5. Interdisciplinarity, AI and Big Data as factors of new paradigms



New technological and organizational trends in science stimulate the emergence of "post-Kun" paradigms.


  • Interdisciplinary. In recent decades, it is widely believed that the integration of different sciences - from bioinformatics to neuroeconomics - changes the architecture of scientific knowledge. Modern interdisciplinary initiatives are often described as challenging traditional disciplines and a kind of "scientific revolution" (in the spirit of Kuhn). However, as indicated by B. Politi, the very notion of interdisciplinarity, is now in a "preparadigmatic" phase: there is no single agreed definition, and there is no clear common paradigm within such projects. However, the synthesis of approaches (e.g., physics and biology in systems biology, computer science, and psychology in cognitive neuroscience) does form new paradigm complexes. These complexes are characterized by new methods (computational modeling, machine learning) and new issues (for example, modeling of complex systems) that go beyond traditional disciplines.
  • Artificial Intelligence (AI). Emergence of modern technologies AI – Especially large neural network models are also considered as a source of a new paradigm stage. According to V. Dhara, "in 2023 St Petersburg. AI attracted the attention of the whole world with the appearance of pre-acquired models (such as GPT-3)This new opportunity has created a paradigm shift in AI, Turning it from an application problem into a universal technology that is customizable for all applications. According to Kuhn, the appearance of such powerful tools is a signal of the onset of a new period of normal science AI, where the focus of research will be on unlocking the possibilities of these models and overcoming new anomalies.
  • Big Data (Big Data). Finally, the era of huge amounts of data gave rise to the idea of the so-called “fourth paradigm” of science. Rob Keechin points out that Big Data creates a fundamentally new epistemological approach: now scientists are not just testing hypotheses on a sample of data, but are trying to "extract insights directly from the data." Many researchers believe that this is a kind of data revolution with "long-range consequences for the production of knowledge." In this context, interdisciplinary collaboration (e.g., statisticians, computer scientists and subject matter experts) and new computing platforms are becoming important.
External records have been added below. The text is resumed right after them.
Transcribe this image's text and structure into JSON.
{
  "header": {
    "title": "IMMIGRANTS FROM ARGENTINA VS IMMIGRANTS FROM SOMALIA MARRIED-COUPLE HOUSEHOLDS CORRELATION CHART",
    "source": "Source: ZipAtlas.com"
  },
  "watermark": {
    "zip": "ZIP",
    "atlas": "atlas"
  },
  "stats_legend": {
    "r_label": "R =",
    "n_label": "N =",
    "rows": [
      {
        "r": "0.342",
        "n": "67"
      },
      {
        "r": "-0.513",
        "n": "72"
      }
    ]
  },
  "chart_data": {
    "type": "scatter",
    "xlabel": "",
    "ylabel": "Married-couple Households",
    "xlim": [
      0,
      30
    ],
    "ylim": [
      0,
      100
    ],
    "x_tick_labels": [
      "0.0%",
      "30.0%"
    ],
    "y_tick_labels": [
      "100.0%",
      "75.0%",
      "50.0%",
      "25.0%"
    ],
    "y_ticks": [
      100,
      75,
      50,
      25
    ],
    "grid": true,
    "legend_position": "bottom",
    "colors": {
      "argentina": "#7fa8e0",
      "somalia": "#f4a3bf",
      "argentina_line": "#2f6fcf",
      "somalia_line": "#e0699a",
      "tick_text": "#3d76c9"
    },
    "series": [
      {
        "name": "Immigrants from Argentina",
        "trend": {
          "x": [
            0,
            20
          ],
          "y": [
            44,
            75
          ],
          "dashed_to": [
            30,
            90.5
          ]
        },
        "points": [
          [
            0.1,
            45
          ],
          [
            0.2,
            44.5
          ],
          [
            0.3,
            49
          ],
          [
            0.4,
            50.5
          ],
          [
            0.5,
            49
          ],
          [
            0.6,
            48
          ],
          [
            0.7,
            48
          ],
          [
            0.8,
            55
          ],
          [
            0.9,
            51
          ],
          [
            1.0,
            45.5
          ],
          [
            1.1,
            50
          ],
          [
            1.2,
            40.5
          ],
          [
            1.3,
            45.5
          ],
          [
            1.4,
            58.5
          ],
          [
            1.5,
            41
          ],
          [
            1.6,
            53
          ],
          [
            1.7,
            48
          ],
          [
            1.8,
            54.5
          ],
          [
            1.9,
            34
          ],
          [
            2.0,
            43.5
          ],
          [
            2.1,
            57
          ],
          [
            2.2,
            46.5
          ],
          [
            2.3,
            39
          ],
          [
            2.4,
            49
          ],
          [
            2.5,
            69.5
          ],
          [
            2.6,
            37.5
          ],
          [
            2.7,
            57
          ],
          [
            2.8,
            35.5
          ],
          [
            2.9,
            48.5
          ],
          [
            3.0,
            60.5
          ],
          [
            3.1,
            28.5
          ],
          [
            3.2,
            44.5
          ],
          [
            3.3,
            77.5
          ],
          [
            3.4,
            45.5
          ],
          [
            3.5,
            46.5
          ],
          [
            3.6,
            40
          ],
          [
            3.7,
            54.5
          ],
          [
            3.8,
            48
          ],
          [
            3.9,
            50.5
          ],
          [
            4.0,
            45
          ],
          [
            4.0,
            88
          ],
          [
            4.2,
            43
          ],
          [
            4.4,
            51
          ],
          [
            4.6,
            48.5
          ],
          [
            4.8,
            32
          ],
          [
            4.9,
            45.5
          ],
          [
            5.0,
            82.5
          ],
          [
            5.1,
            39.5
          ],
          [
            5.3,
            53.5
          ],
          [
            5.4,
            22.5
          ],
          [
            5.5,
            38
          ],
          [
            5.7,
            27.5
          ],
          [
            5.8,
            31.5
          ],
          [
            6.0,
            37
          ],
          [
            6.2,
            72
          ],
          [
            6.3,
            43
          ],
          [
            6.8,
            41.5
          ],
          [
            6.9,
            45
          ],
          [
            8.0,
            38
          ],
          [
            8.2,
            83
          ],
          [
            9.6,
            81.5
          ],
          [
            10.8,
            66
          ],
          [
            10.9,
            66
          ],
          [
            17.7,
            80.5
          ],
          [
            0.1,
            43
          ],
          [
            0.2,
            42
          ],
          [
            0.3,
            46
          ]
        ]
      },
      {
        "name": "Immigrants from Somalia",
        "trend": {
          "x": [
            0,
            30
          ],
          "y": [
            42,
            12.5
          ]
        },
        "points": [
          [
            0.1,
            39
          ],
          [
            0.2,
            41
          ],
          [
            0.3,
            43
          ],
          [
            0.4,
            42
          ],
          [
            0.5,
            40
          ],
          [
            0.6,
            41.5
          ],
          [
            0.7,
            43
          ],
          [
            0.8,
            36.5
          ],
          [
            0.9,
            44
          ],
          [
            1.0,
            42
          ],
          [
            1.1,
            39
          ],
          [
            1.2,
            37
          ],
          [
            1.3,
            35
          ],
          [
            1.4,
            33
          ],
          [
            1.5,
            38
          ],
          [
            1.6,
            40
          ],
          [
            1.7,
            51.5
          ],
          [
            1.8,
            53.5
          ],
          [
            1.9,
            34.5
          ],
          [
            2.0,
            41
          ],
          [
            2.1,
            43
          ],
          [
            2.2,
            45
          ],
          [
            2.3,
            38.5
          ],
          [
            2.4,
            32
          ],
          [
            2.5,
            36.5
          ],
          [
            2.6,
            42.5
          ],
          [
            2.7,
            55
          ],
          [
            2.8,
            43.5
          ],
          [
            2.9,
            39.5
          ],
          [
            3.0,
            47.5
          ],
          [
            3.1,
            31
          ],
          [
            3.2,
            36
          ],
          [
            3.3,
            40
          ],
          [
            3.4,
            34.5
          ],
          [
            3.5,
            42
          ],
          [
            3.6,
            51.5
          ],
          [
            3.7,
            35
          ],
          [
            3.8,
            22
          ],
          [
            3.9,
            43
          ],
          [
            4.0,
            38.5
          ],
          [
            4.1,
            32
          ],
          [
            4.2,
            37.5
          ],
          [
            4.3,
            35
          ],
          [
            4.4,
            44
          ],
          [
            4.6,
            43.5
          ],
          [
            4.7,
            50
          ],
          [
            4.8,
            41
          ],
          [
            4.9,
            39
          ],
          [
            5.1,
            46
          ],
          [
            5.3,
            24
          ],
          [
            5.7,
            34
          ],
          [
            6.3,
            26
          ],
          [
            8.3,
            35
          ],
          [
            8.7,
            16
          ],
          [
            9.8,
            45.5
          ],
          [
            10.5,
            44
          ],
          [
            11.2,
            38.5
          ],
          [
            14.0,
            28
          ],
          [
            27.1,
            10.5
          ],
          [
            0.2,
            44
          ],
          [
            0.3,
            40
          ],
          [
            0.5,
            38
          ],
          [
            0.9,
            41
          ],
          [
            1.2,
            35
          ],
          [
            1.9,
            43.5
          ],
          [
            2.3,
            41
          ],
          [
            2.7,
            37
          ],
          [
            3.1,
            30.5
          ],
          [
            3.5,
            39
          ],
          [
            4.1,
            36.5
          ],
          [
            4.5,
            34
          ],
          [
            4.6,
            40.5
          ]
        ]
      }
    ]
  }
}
Taken together, these factors (the integration of disciplines, AI, Big Data, etc.) create an environment where new paradigms can be formed: they rely on flexible networks of knowledge and modern tools, and not only on classical theories. The researchers note that the development of such paradigms will be determined by the joint activities of different scientific communities and technologies, which generally continues the ideological line of Kuhn that science moves as a result of changing the “rules of the game” throughout the community.


Sources: original works and modern research of philosophers of science. In particular, Kuhn's key ideas are set out in his "Structure of Scientific Revolutions", and modern interpretations and examples are taken from the writings of contemporary authors and academic reviews.